//Agribusiness 2.0: Agulus sees an online future for modern agriculture

Agribusiness 2.0: Agulus sees an online future for modern agriculture

Farmers are often misunderstood.

That’s a lesson local tech businessmen Mathew Sanford and Glen Watson have come to learn all too well in recent years. Although more than 2 million farms operate in the United States today, only 1.3% of Americans work in the agricultural sector, according to the US Department of Agriculture. That means for most Americans, farming has become a peripheral industry, seen foggily at best.

“Your average person probably doesn’t understand the complexities and the amount of tech that drives modern agriculture today,” Sanford said.

Many people, Sanford added, might even be surprised by the very existence of the company he and Watson co-founded. Agulus, a Greenville-based agriculture tech company, is a part of a broader wave of startups implementing digital technologies and solutions in the agricultural industry. While the American public might not be fully aware of the industry’s growth, investors have certainly taken notice, injecting more than $17 billion into agri-tech companies in 2018 alone, according to AgFunder.

Agritech

“We were both in the position where we saw the potential,” Watson said.

Sanford agreed, noting that the line between agriculture and tech has always been blurred.
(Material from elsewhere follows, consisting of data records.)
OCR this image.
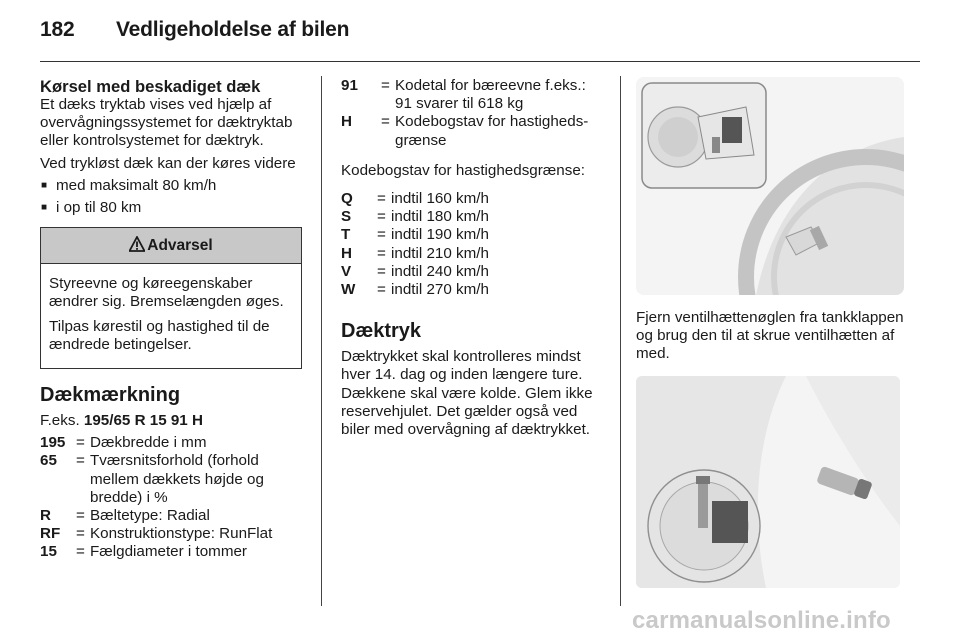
182 Vedligeholdelse af bilen
Kørsel med beskadiget dæk

Et dæks tryktab vises ved hjælp af overvågningssystemet for dæktryktab eller kontrolsystemet for dæktryk.

Ved trykløst dæk kan der køres videre

■ med maksimalt 80 km/h
■ i op til 80 km
Advarsel

Styreevne og køreegenskaber ændrer sig. Bremselængden øges.

Tilpas kørestil og hastighed til de ændrede betingelser.

Dækmærkning

F.eks. 195/65 R 15 91 H

195 = Dækbredde i mm
65	= Tværsnitsforhold (forhold mellem dækkets højde og bredde) i %
R	= Bæltetype: Radial
RF	= Konstruktionstype: RunFlat
15	= Fælgdiameter i tommer
91	= Kodetal for bæreevne f.eks.: 91 svarer til 618 kg
H	= Kodebogstav for hastighedsgrænse

Kodebogstav for hastighedsgrænse:

Q	= indtil 160 km/h
S	= indtil 180 km/h
T	= indtil 190 km/h
H	= indtil 210 km/h
V	= indtil 240 km/h
W	= indtil 270 km/h
Dæktryk

Dæktrykket skal kontrolleres mindst hver 14. dag og inden længere ture. Dækkene skal være kolde. Glem ikke reservehjulet. Det gælder også ved biler med overvågning af dæktrykket.

Fjern ventilhættenøglen fra tankklappen og brug den til at skrue ventilhætten af med.

carmanualsonline.info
From the invention of the steel plow through the development of pasteurization to modern refrigeration, the agriculture industry has historically been at the forefront of technological advancement.

“Farmers are not just farmers,” Sanford said. “They’re also agronomists, mechanics, marketers, chemists, accountants, engineers — basically, the ones I’ve met are all geniuses.”
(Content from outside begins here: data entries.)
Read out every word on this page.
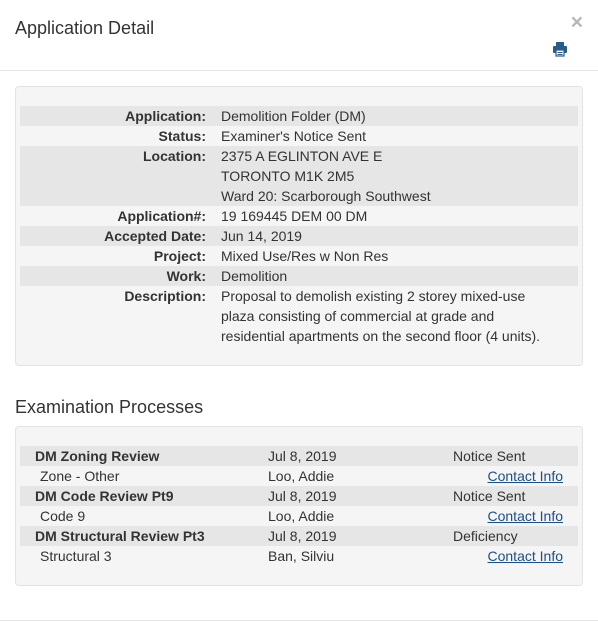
Application Detail	×
Application:		Demolition Folder (DM)

Status:		Examiner's Notice Sent

Location:		2375 A EGLINTON AVE E
TORONTO M1K 2M5
Ward 20: Scarborough Southwest

Application#:		19 169445 DEM 00 DM

Accepted Date:		Jun 14, 2019

Project:		Mixed Use/Res w Non Res

Work:		Demolition

Description:		Proposal to demolish existing 2 storey mixed-use
plaza consisting of commercial at grade and
residential apartments on the second floor (4 units).
Examination Processes
DM Zoning Review	Jul 8, 2019	Notice Sent
Zone - Other	Loo, Addie	Contact Info
DM Code Review Pt9	Jul 8, 2019	Notice Sent
Code 9	Loo, Addie	Contact Info
DM Structural Review Pt3	Jul 8, 2019	Deficiency
Structural 3	Ban, Silviu	Contact Info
Now Sanford and Watson are striving to serve that modern farmer with a digital marketplace that allows agricultural stakeholders — the brokers, buyers and sellers — to easily and quickly facilitate the purchase of goods or services.

Operating out of the NEXT Innovation Center, Agulus is also taking advantage of Greenville’s fertile entrepreneurial soil to grow a platform that can be scaled up and expanded to regions all across the world.

Start simple

The elevator pitch, so to speak, for the Agulus marketplace is easy enough to understand.

Let’s say a farmer wants to sell some corn. All they would need to do is create an account on the online marketplace for free and then search for buyers in that marketplace.

“That’s the core of this in a nutshell,” Watson said, “but it gets more complicated on our end.”

The complication, as is the case with many digital platforms, is how to simplify a vast set of options and inputs. The co-founders’ core focus for the time being is on the facilitation of crop sales and purchases, but the goal is to quickly expand the platform to accommodate the sale of cattle, poultry, dairy and other livestock, as well as a bevy of other transactions such as renting equipment, contracting an adviser, hiring a transporter and any other agriculture-related deals.

Geography is another consideration. While Agulus is focused primarily on serving farmers east of the Mississippi River to start, the company’s founders have designed the platform so that it can be used anywhere across the globe.

“There is a tremendous amount of growth happening outside the United Sates,” Watson said, “But that growth right now doesn’t have the backing of tech. Not yet.”

Christy Ashkettle, director of communications and culture at the NEXT Innovation Center, said Agulus’ innovative approach, combined with its scalability, is what made the company such a draw for the center in the first place.

“When we look at our population of entrepreneurs, we try to find ones that are genuinely involved in disrupting the industries, because that’s where innovation comes from,” Ashkettle said.

Ashkettle sees Agulus as a way to empower farmers, especially smaller operators who otherwise wouldn’t have the opportunities the marketplace provides. While large-scale farms can rely on their sheer dominance in the marketplace to facilitate transactions, the small to mid-level farms are often on their own. With Agulus, a whole new set of opportunities opens up to them.

“They are changing things up,” Ashkettle said. “The world is moving toward an online marketplace broadly speaking, and agri-tech is no exception.”

Such a statement — that things are moving online — seems obvious enough, Sanford and Watson admit. And while the Agulus platform itself is easy enough for even non-farmers to understand, it does call to mind a question both company co-founders are often asked: Why doesn’t this exist already?

“We get that question asked quite a lot,” Watson said.

Both said the answer to why an open, centralized, easy-to-use agricultural marketplace has yet to be developed has a lot to do with the insular nature of the agriculture industry itself — what Sanford call its “uniquely insular” culture.

“It’s difficult to just throw someone into the agriculture sector and expect them to create something of true value,” he said.

Tech meets agriculture

But that’s what gives Sanford and Watson an advantage: Both have straddled between the worlds of tech and agriculture their entire careers.

Watson worked for years in information technology, spending time as a geographic information systems specialist for the USDA Farm Service Agency in Columbia, South Carolina, and later worked as a lead project manager for the financial farm planning software company Croptell.

Sanford was the operations director of Palmetto Grain Brokerage in Ridgeland, South Carolina, where he was responsible for technical and operational matters regarding the trade of billions of dollars’ worth of agricultural commodities.

Their dual understanding of agriculture and tech gives them a unique ability to spot areas in the industry that are underserved, especially what they call the “disappearing middle” — the farms that are too big to sell all their crops locally through farmers markets and the like but are still too small to be taken seriously by brokers in the commodity markets.

With Augulus’ marketplace, which its co-founders expect to launch by the end of summer or early autumn of 2020, the goal is to expose and drive forward all the opportunities that do exist for those midlevel farms while still catering to larger farms.

“Farmers, especially those working the family farms and such, are already stretched pretty thin,” Watson said. “But every single person I’ve ever met in my life shares one thing in common: They all eat food. If we don’t have farmers, there is no civilization. People unfortunately just don’t know a lot about this world. We’re hoping that changes.”